Miradas inquisidoras
Silencios
Laberintos
El miedo a no ser querida
El terror a ser dejaba.
Así no se dice
Quedate quieta
Mitakuña´i pokovi
Portate bien
Te vas a caer
Yo te avisé bien que te eso te iba a pasar
No llores
No pasó nada
MENTIRA
Pasó y no solo pasó, sino que se quedó la culpa. Camina a pasos agigantados por la casa y el cuerpo. Algunas veces se transforma en ira, otras en miedo, casi siempre en contractura, frecuentemente en frustración.
Me perdono todas las veces que consentí una situación de abuso, me perdono las veces que me sembré odio en el cuerpo, me llamé gorda y me sentí fea.
Me perdono todas las veces que no le escupí en la cara a un homofóbico o a un racista.
Me perdono las veces que respondí a preguntas inquisidoras y me expuse con mi respuesta.
Me perdono todas las veces que quise estamparle un golpazo a un acosador callejero pero me quedé con el golpe entre las manos y me lo di a mí misma, en silencio, por tonta, ingenua, cobarde, cagona.

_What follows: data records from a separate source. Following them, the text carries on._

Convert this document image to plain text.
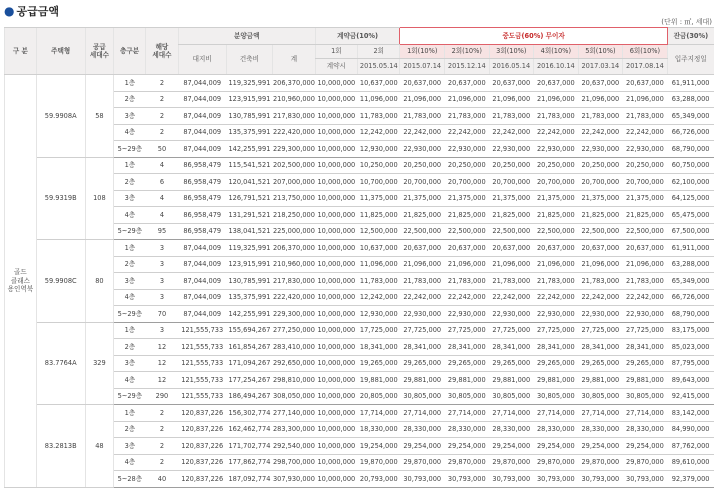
● 공급금액
(단위 : ㎡, 세대)
구 분	주택형	공급
세대수	층구분	해당
세대수	분양금액			계약금(10%)		중도금(60%) 무이자						잔금(30%)
					대지비	건축비	계	1회	2회	1회(10%)	2회(10%)	3회(10%)	4회(10%)	5회(10%)	6회(10%)	입주지정일
								계약시	2015.05.14	2015.07.14	2015.12.14	2016.05.14	2016.10.14	2017.03.14	2017.08.14	
골드
클래스
용인역북	59.9908A	58	1층	2	87,044,009	119,325,991	206,370,000	10,000,000	10,637,000	20,637,000	20,637,000	20,637,000	20,637,000	20,637,000	20,637,000	61,911,000
			2층	2	87,044,009	123,915,991	210,960,000	10,000,000	11,096,000	21,096,000	21,096,000	21,096,000	21,096,000	21,096,000	21,096,000	63,288,000
			3층	2	87,044,009	130,785,991	217,830,000	10,000,000	11,783,000	21,783,000	21,783,000	21,783,000	21,783,000	21,783,000	21,783,000	65,349,000
			4층	2	87,044,009	135,375,991	222,420,000	10,000,000	12,242,000	22,242,000	22,242,000	22,242,000	22,242,000	22,242,000	22,242,000	66,726,000
			5~29층	50	87,044,009	142,255,991	229,300,000	10,000,000	12,930,000	22,930,000	22,930,000	22,930,000	22,930,000	22,930,000	22,930,000	68,790,000
	59.9319B	108	1층	4	86,958,479	115,541,521	202,500,000	10,000,000	10,250,000	20,250,000	20,250,000	20,250,000	20,250,000	20,250,000	20,250,000	60,750,000
			2층	6	86,958,479	120,041,521	207,000,000	10,000,000	10,700,000	20,700,000	20,700,000	20,700,000	20,700,000	20,700,000	20,700,000	62,100,000
			3층	4	86,958,479	126,791,521	213,750,000	10,000,000	11,375,000	21,375,000	21,375,000	21,375,000	21,375,000	21,375,000	21,375,000	64,125,000
			4층	4	86,958,479	131,291,521	218,250,000	10,000,000	11,825,000	21,825,000	21,825,000	21,825,000	21,825,000	21,825,000	21,825,000	65,475,000
			5~29층	95	86,958,479	138,041,521	225,000,000	10,000,000	12,500,000	22,500,000	22,500,000	22,500,000	22,500,000	22,500,000	22,500,000	67,500,000
	59.9908C	80	1층	3	87,044,009	119,325,991	206,370,000	10,000,000	10,637,000	20,637,000	20,637,000	20,637,000	20,637,000	20,637,000	20,637,000	61,911,000
			2층	3	87,044,009	123,915,991	210,960,000	10,000,000	11,096,000	21,096,000	21,096,000	21,096,000	21,096,000	21,096,000	21,096,000	63,288,000
			3층	3	87,044,009	130,785,991	217,830,000	10,000,000	11,783,000	21,783,000	21,783,000	21,783,000	21,783,000	21,783,000	21,783,000	65,349,000
			4층	3	87,044,009	135,375,991	222,420,000	10,000,000	12,242,000	22,242,000	22,242,000	22,242,000	22,242,000	22,242,000	22,242,000	66,726,000
			5~29층	70	87,044,009	142,255,991	229,300,000	10,000,000	12,930,000	22,930,000	22,930,000	22,930,000	22,930,000	22,930,000	22,930,000	68,790,000
	83.7764A	329	1층	3	121,555,733	155,694,267	277,250,000	10,000,000	17,725,000	27,725,000	27,725,000	27,725,000	27,725,000	27,725,000	27,725,000	83,175,000
			2층	12	121,555,733	161,854,267	283,410,000	10,000,000	18,341,000	28,341,000	28,341,000	28,341,000	28,341,000	28,341,000	28,341,000	85,023,000
			3층	12	121,555,733	171,094,267	292,650,000	10,000,000	19,265,000	29,265,000	29,265,000	29,265,000	29,265,000	29,265,000	29,265,000	87,795,000
			4층	12	121,555,733	177,254,267	298,810,000	10,000,000	19,881,000	29,881,000	29,881,000	29,881,000	29,881,000	29,881,000	29,881,000	89,643,000
			5~29층	290	121,555,733	186,494,267	308,050,000	10,000,000	20,805,000	30,805,000	30,805,000	30,805,000	30,805,000	30,805,000	30,805,000	92,415,000
	83.2813B	48	1층	2	120,837,226	156,302,774	277,140,000	10,000,000	17,714,000	27,714,000	27,714,000	27,714,000	27,714,000	27,714,000	27,714,000	83,142,000
			2층	2	120,837,226	162,462,774	283,300,000	10,000,000	18,330,000	28,330,000	28,330,000	28,330,000	28,330,000	28,330,000	28,330,000	84,990,000
			3층	2	120,837,226	171,702,774	292,540,000	10,000,000	19,254,000	29,254,000	29,254,000	29,254,000	29,254,000	29,254,000	29,254,000	87,762,000
			4층	2	120,837,226	177,862,774	298,700,000	10,000,000	19,870,000	29,870,000	29,870,000	29,870,000	29,870,000	29,870,000	29,870,000	89,610,000
			5~28층	40	120,837,226	187,092,774	307,930,000	10,000,000	20,793,000	30,793,000	30,793,000	30,793,000	30,793,000	30,793,000	30,793,000	92,379,000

Me perdono todas las veces que permití que mis afectos me manipulen en nombre del amor.
Siempre que ignoré mi intuición, tuve que aprender las lecciones más duras. Por eso también me perdono.

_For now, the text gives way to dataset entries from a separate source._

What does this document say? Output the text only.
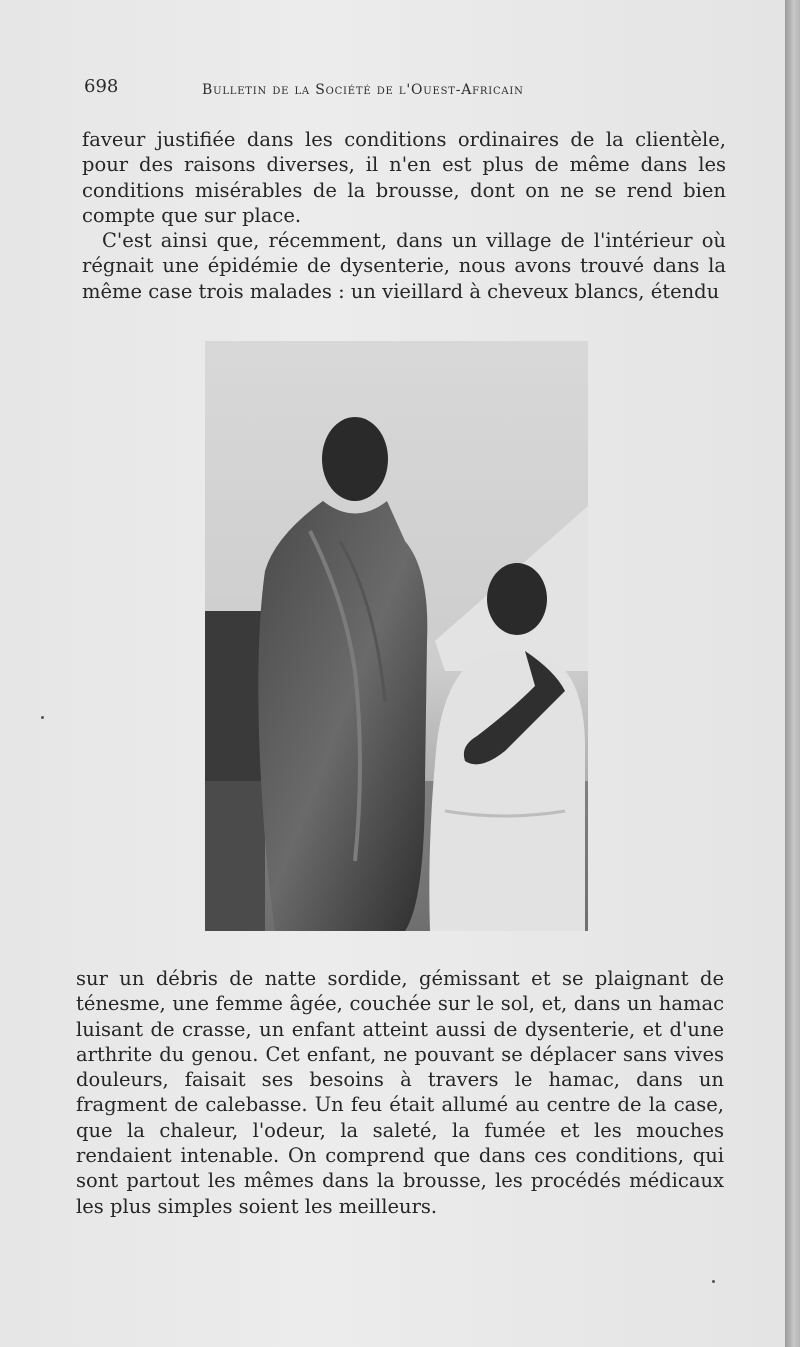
698	Bulletin de la Société de l'Ouest-Africain

faveur justifiée dans les conditions ordinaires de la clientèle, pour des raisons diverses, il n'en est plus de même dans les conditions misérables de la brousse, dont on ne se rend bien compte que sur place.

C'est ainsi que, récemment, dans un village de l'intérieur où régnait une épidémie de dysenterie, nous avons trouvé dans la même case trois malades : un vieillard à cheveux blancs, étendu

sur un débris de natte sordide, gémissant et se plaignant de ténesme, une femme âgée, couchée sur le sol, et, dans un hamac luisant de crasse, un enfant atteint aussi de dysenterie, et d'une arthrite du genou. Cet enfant, ne pouvant se déplacer sans vives douleurs, faisait ses besoins à travers le hamac, dans un fragment de calebasse. Un feu était allumé au centre de la case, que la chaleur, l'odeur, la saleté, la fumée et les mouches rendaient intenable. On comprend que dans ces conditions, qui sont partout les mêmes dans la brousse, les procédés médicaux les plus simples soient les meilleurs.
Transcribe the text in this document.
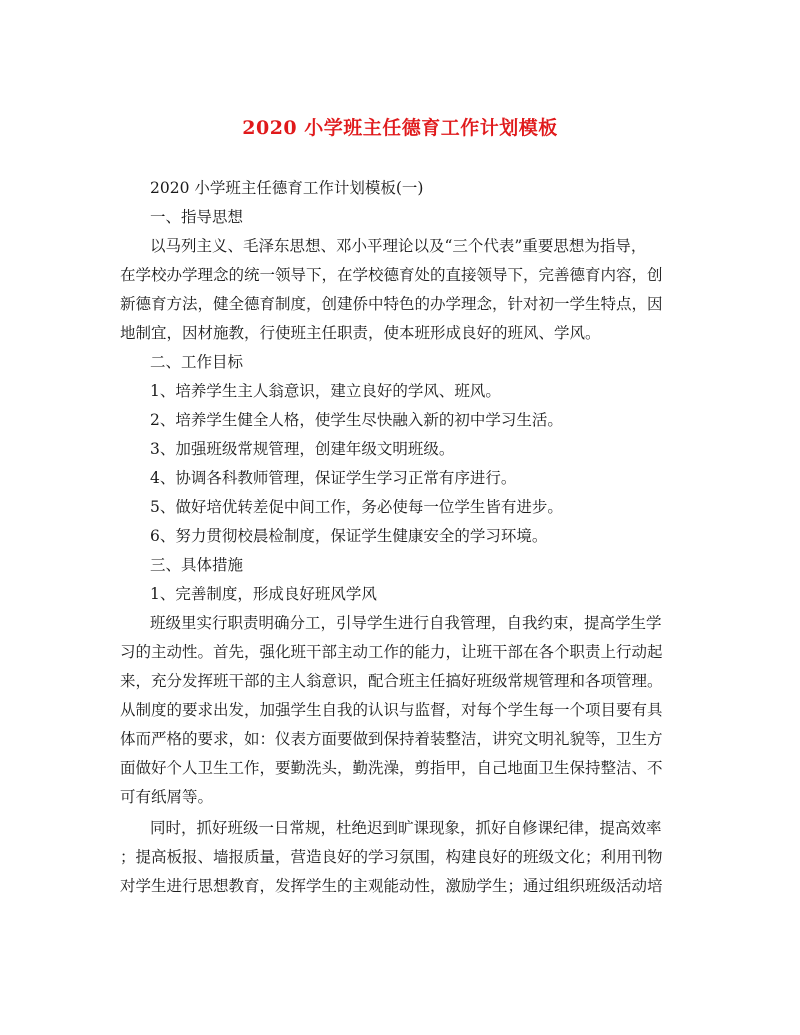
2020 小学班主任德育工作计划模板
2020 小学班主任德育工作计划模板(一)
一、指导思想
以马列主义、毛泽东思想、邓小平理论以及“三个代表”重要思想为指导，
在学校办学理念的统一领导下，在学校德育处的直接领导下，完善德育内容，创
新德育方法，健全德育制度，创建侨中特色的办学理念，针对初一学生特点，因
地制宜，因材施教，行使班主任职责，使本班形成良好的班风、学风。
二、工作目标
1、培养学生主人翁意识，建立良好的学风、班风。
2、培养学生健全人格，使学生尽快融入新的初中学习生活。
3、加强班级常规管理，创建年级文明班级。
4、协调各科教师管理，保证学生学习正常有序进行。
5、做好培优转差促中间工作，务必使每一位学生皆有进步。
6、努力贯彻校晨检制度，保证学生健康安全的学习环境。
三、具体措施
1、完善制度，形成良好班风学风
班级里实行职责明确分工，引导学生进行自我管理，自我约束，提高学生学
习的主动性。首先，强化班干部主动工作的能力，让班干部在各个职责上行动起
来，充分发挥班干部的主人翁意识，配合班主任搞好班级常规管理和各项管理。
从制度的要求出发，加强学生自我的认识与监督，对每个学生每一个项目要有具
体而严格的要求，如：仪表方面要做到保持着装整洁，讲究文明礼貌等，卫生方
面做好个人卫生工作，要勤洗头，勤洗澡，剪指甲，自己地面卫生保持整洁、不
可有纸屑等。
同时，抓好班级一日常规，杜绝迟到旷课现象，抓好自修课纪律，提高效率
；提高板报、墙报质量，营造良好的学习氛围，构建良好的班级文化；利用刊物
对学生进行思想教育，发挥学生的主观能动性，激励学生；通过组织班级活动培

Todavía no me perdono la frustración de ser una feminista emocionalmente sobre-explotada. Por eso me enfermo y me angustio. Reconocerlo me ayuda y me reconforta. Todavía no me sana. Pero no me culpo por ansiosa. Estoy cansada de sobrevivir, de repetir sin descanso un discurso pedagógico respetuoso y cosechar ingratitud y silencio. Harta de luchar en todos los frentes con pasión desmesurada y sentirme sola rodeada de soledades ajenas, que me ven pero me evaden.
Me permito ser pequeñita en mi fortaleza. Espanto la culpa con hierbitas y mimos que le doy a mi cuerpo y a mis ideas. Me recuerdo que me amo y que me acepto. Incluso en los días en los que no me tolero ni me soporto.
En la locura ataco a mi cabello con la sutil ilusión que en cada corte vendrá un tiempo
nuevo, un pequeño instante infame de libertad, alguna certeza, una brisa, una sonrisa, un beso.
Al borde de la calvicie y con las canas aflorando en toda la redondez de mi cabeza. Blanquecinas bombas de tiempo, imperceptibles, brillantes al sol. Me cuentan que soy sabia, que tomar conciencia que la culpa me gobierna es el primer paso para liberarme de ella.
Ante tanta violencia el desafío es hacerse cargo de que con los retazos del pasado somos quienes decidimos ser en cada circunstancia. Y que sí, que las cosas serían diferentes si las condiciones objetivas estuvieran dadas. Pero resulta que no, que estamos acá y el territorio del victimismo fatalista es confortable y se alimenta de una necedad que no nos deja crecer.
Cada una de estas palabras está llena de culpa por eso las nombro y me perdono.
Porque si no me puedo equivocar, no es mi revolución.
*Fachu Aguilar es poetisa, feminista, comunicadora, agitadora de la vida.